There are, however, ways to cut some of the costs associated with a HA SQL Server deployment in the cloud—and not by small amounts.

Consider your availability goals

To ensure HA you’re going to want to configure either a Failover Cluster Instance (FCI) or an Always On Availability Group (AG), and that is going to involve building out SQL Server deployments in at least two cloud data centers. If your primary instance of SQL Server fails for any reason, your databases will automatically fail over to the server running in a secondary data center and enable you to continue operations with minimal downtime.

If you want to guard against a disaster of epic proportions—think of the cycle of hurricanes that took out infrastructure across the entire island of Puerto Rico a few years ago—then you’ll want to deploy one of those backup instances of SQL Server in a geographically distinct region.

If you don’t feel the need to configure for disaster recovery (DR), though, then be sure to deploy the nodes of your servers in different data centers within the same region. Ensuring that secondary servers have access to the data that the active server is using involves moving a lot of data across the network, and one of the gotchas in the cloud is that cloud service providers charge a fee for moving data between regions. If you don’t need DR, you can avoid this charge. Providers don’t charge extra fees for moving data between data centers within a single region. If you do need to move data between regions, consider using compression to minimize the volume of data you’re moving.

Consider your replication mechanism

The mechanism you use to move data between primary and secondary servers may offer opportunities for significant cost savings. In the cloud, you can’t configure for HA using a shared storage area network (SAN)—which you can do in an on-premises configuration. Instead, each node in your HA configuration will have its own storage; nothing is shared. And because nothing is shared, you need to employ a mechanism to replicate the data from your active cluster node to each of the secondary nodes. They’re poised to take over if the primary infrastructure goes offline, but they can’t do anything unless they have local up-to-date copies of the data that your active server was using.

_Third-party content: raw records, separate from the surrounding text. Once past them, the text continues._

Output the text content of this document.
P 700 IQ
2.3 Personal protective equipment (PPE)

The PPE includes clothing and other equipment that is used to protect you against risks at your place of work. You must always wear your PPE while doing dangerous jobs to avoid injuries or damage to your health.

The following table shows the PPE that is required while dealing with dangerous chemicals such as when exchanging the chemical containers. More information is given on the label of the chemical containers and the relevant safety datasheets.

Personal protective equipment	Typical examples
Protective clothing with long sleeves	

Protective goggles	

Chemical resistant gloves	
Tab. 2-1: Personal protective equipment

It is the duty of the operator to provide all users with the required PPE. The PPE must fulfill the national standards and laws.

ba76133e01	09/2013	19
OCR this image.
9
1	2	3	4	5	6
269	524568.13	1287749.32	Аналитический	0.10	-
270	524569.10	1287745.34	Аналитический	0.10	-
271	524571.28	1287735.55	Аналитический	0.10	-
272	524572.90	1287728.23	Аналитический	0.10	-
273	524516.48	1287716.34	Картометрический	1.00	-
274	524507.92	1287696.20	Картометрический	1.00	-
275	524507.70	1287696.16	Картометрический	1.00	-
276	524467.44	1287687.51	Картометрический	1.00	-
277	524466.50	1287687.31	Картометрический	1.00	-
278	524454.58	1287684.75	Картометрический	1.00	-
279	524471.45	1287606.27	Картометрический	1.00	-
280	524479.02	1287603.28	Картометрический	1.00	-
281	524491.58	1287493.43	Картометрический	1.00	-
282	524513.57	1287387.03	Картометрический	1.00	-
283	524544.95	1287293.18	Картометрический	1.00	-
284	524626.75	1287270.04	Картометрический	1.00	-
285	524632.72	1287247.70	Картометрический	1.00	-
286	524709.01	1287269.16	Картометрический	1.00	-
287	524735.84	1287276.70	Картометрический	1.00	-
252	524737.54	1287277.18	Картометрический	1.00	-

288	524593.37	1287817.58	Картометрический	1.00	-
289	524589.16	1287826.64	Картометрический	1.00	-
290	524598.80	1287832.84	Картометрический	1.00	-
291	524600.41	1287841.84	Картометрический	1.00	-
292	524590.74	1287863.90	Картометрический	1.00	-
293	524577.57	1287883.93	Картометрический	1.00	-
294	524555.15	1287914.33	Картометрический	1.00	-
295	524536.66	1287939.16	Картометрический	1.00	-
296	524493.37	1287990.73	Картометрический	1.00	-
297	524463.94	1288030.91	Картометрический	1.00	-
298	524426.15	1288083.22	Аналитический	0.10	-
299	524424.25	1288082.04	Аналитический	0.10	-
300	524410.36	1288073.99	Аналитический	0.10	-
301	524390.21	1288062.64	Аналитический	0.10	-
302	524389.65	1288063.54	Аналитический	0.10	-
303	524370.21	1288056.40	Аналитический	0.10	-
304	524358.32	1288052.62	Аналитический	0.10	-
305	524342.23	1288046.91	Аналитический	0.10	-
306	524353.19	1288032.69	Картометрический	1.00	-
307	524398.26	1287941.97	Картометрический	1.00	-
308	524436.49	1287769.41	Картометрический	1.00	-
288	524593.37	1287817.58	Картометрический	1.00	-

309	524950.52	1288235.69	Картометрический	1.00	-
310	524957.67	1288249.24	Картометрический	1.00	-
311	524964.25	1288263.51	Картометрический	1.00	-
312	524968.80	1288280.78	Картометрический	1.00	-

There are two basic ways to replicate SQL Server databases for HA. You can use the AG functionality that has been available in the Enterprise edition of SQL Server since 2012 or you can create an FCI using a SANLess clustering solution from a third party. Both approaches can synchronize SQL Server data between your primary and secondary servers—synchronously or asynchronously—and both work closely with the HA solution to facilitate failover in an emergency.

Depending on what version of SQL Server you need, though, the costs associated with these approaches may differ dramatically. Using an AG to manage data replication will require you to license the Enterprise Edition of SQL Server. On a per-core basis across all the VMs in your FCI, that can be a very pricey option, particularly if your workloads don’t themselves require the Enterprise edition of SQL Server. If you don’t need the Enterprise edition of SQL Server, creating an FCI that relies on a SANless clustering tool for replication can deliver huge savings. It provides the same HA guarantee, but it enables you to use the Standard edition of SQL Server.

How dramatic are the cost savings? On identically configured dual-node clusters with quad-core CPUs, the cost of implementing HA is 58% lower using Standard edition of SQL Server and a SANless clustering tool. Bump those up to 24-core CPUs, and a SANless clustering approach can cut your HA costs by more than 70% compared to the cost of running Enterprise SQL Server and an AG.

So, yes, look at your HA needs. Consider whether you need the full feature set of Enterprise SQL Server. If you don’t, you may be able to cut costs dramatically by using the Standard edition of SQL Server in a SANless cluster configuration.